Creating an Engineering Blog with Astro and Notion

2024-05-31

I Want to Create an Engineer Blog!

Hello, I'm Inoue, the CTO at Eukarya Inc. We at Eukarya have decided to start an engineer blog!

The first thing to consider when launching an engineer blog is what tools to use for writing articles and how to publish the blog.

At Eukarya, after considering various tools, including cloud services, we decided to write articles using Notion and convert the content into HTML to distribute as static pages.

We chose Notion because it is already widely used within the company, offers a great writing experience for engineers, and keeps information from spreading across multiple external services.

When we researched how to publish Notion content as a static blog, we found a tool called astro-notion-blog. As the name suggests, it uses Astro, a static page generator, to create a blog from Notion but due to the following reasons we decided not to adopt it directly:

Design: We wanted to create a blog with a simpler and more stylish design, like Medium.
ESLint and TypeScript Errors: When trying to customize, there were many ESLint and TypeScript errors, resulting in a poor development experience.
Complex Rendering Implementation: Much of the rendering from Notion to HTML was custom implemented, requiring a lot of work to add new features.

Therefore, while referring to astro-notion-blog, We decided to implement a new tool myself. This resulted in Astrotion (https://github.com/rot1024/astrotion). Like astro-notion-blog, this repository is forked for use.

Features of Astrotion

Focusing on the differences from astro-notion-blog, Astrotion has the following features:

Based on the Astro theme Creek (uses Tailwind)
Implemented in 100% TypeScript
Customizable settings and Astro files are separated for easy customization
Converts Notion content to Markdown before rendering, making it easier to customize rendering
Notion cache works even with Cloudflare Pages builds
Automatic OGP generation feature

Astrotion is a newly created tool and has not yet been used in production. We plan to run it in production with this blog and make adjustments as we go, but it currently meets our initial requirements.
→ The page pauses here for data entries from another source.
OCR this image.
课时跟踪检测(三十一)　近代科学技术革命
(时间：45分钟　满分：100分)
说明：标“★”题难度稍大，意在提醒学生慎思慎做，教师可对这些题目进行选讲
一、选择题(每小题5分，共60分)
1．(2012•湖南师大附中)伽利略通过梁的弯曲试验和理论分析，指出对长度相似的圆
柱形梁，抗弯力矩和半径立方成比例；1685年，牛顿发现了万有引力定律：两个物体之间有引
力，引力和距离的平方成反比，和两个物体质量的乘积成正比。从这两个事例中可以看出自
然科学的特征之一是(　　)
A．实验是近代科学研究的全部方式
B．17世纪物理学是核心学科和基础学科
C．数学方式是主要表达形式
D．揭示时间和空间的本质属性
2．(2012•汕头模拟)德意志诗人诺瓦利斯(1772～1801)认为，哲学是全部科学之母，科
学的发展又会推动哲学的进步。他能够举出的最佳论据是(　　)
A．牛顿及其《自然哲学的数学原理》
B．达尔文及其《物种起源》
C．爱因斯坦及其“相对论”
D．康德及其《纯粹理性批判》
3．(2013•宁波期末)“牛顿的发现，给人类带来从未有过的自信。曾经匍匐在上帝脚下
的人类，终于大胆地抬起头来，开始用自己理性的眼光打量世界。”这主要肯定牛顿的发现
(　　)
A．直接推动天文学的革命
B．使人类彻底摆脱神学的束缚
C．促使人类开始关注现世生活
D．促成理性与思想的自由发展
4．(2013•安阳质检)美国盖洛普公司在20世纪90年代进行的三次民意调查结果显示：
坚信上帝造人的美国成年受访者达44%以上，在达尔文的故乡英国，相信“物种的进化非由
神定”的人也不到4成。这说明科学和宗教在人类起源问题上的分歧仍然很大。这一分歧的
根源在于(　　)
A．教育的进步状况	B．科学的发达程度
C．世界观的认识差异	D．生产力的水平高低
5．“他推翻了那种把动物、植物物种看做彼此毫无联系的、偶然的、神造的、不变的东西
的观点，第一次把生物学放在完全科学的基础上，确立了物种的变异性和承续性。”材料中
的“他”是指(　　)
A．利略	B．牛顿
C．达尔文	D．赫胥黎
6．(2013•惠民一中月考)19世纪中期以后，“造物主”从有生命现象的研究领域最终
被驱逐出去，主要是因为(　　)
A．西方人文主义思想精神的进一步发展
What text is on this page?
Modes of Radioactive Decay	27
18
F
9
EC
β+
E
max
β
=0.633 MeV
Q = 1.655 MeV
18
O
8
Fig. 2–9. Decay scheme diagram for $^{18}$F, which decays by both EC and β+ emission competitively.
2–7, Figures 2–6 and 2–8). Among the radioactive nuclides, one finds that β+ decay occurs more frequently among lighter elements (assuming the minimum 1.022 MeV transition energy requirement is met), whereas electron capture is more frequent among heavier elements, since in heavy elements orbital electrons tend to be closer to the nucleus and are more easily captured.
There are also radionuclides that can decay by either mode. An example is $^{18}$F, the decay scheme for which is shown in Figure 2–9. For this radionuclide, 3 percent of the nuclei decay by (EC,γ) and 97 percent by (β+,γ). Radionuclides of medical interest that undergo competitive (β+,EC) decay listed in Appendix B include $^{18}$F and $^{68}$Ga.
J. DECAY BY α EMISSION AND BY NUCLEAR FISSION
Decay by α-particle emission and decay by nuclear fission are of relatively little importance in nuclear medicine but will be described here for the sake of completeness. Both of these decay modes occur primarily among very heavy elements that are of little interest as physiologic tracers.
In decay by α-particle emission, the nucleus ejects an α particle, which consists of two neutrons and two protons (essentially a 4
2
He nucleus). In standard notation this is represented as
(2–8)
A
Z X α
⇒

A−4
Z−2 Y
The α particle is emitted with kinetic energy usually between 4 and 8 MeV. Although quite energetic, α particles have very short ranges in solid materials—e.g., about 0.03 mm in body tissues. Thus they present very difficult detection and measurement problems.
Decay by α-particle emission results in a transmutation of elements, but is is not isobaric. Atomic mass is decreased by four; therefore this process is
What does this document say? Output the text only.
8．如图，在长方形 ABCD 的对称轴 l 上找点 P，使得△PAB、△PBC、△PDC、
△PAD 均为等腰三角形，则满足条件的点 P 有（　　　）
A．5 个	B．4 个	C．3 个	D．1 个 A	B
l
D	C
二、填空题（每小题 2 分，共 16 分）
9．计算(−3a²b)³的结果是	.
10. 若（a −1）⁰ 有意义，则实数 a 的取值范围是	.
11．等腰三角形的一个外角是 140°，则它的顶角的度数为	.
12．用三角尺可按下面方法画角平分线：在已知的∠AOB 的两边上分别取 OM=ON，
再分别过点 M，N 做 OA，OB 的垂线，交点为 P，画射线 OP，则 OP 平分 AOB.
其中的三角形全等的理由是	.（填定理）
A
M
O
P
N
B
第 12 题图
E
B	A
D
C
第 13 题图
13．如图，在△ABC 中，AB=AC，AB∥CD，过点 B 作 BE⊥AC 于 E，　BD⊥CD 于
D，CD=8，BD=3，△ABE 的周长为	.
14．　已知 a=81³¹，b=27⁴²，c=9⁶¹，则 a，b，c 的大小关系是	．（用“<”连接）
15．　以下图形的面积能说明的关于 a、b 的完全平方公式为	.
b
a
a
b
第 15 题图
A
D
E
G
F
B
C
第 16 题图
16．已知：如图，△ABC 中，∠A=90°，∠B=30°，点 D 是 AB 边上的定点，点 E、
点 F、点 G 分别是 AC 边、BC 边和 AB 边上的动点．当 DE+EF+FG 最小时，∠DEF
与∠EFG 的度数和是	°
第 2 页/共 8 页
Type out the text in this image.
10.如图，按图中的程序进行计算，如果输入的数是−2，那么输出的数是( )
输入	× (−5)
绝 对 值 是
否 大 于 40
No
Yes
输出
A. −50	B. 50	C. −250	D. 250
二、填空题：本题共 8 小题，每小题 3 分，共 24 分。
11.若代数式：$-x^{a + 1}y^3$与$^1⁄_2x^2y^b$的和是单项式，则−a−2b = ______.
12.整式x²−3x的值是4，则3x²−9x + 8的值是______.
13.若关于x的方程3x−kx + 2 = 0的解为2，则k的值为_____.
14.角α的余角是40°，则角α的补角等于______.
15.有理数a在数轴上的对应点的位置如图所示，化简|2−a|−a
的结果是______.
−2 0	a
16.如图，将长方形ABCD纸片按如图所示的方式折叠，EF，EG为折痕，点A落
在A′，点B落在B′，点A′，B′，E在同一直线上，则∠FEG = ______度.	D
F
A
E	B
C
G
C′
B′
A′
If you have any requests, please open issues or PRs, and I'll review them when I have time!

Below, I'll explain how we implemented the key features.

Running Custom Processes at Build Time with Astro

To run custom processes during build time in Astro, such as fetching information from Notion and reflecting it in the page content, the simplest way is to implement the process directly in the .astro files.

Blogs generally have two types of pages: a list of multiple articles and individual article pages. In Astro, you can create files like index.astro and [slug].astro to build each of these pages.

Here is an excerpt from the index.astro file for the article list page:

Fetch metadata from the Notion database and all pages within the database. This includes data like the blog title, each article's title, cover images, creation dates, etc.
Use the paginate helper function to generate pagination.
Finally, use downloadImages to download the images required for this page and place them in the static directory (the URLs of the images obtained with the Notion API are expired URLs and cannot be used permanently).

---
import Pagination from "../components/Pagination.astro";
import PostList from "../components/PostList.astro";
import config from "../config";
import { downloadImages } from "../download";
import Layout from "../layouts/Layout.astro";
import client from "../notion";
import { paginate } from "../utils";

const [database, posts] = await Promise.all([
  client.getDatabase(),
  client.getAllPosts(),
]);

const { pageCount, pageInt, pagePosts } = paginate(posts, "1");
await downloadImages(database?.images, ...posts.map((p) => p.images));
---

<Layout>
  <main class="py-12 lg:py-20">
    <article class="max-w-6xl mx-auto px-3">
      <header class="text-center mb-12">
        <h1 class:list={["mb-12 text-6xl title", config.index?.titleClasses]}>
          {database.title}
        </h1>
        <p class="mx-auto max-w-xl">
          {database.description}
        </p>
      </header>
      <PostList posts={pagePosts} />
      <Pagination page={pageInt} pageCount={pageCount} />
    </article>
  </main>
</Layout>

Next is an excerpt from the [slug].astro file, which is an individual article page.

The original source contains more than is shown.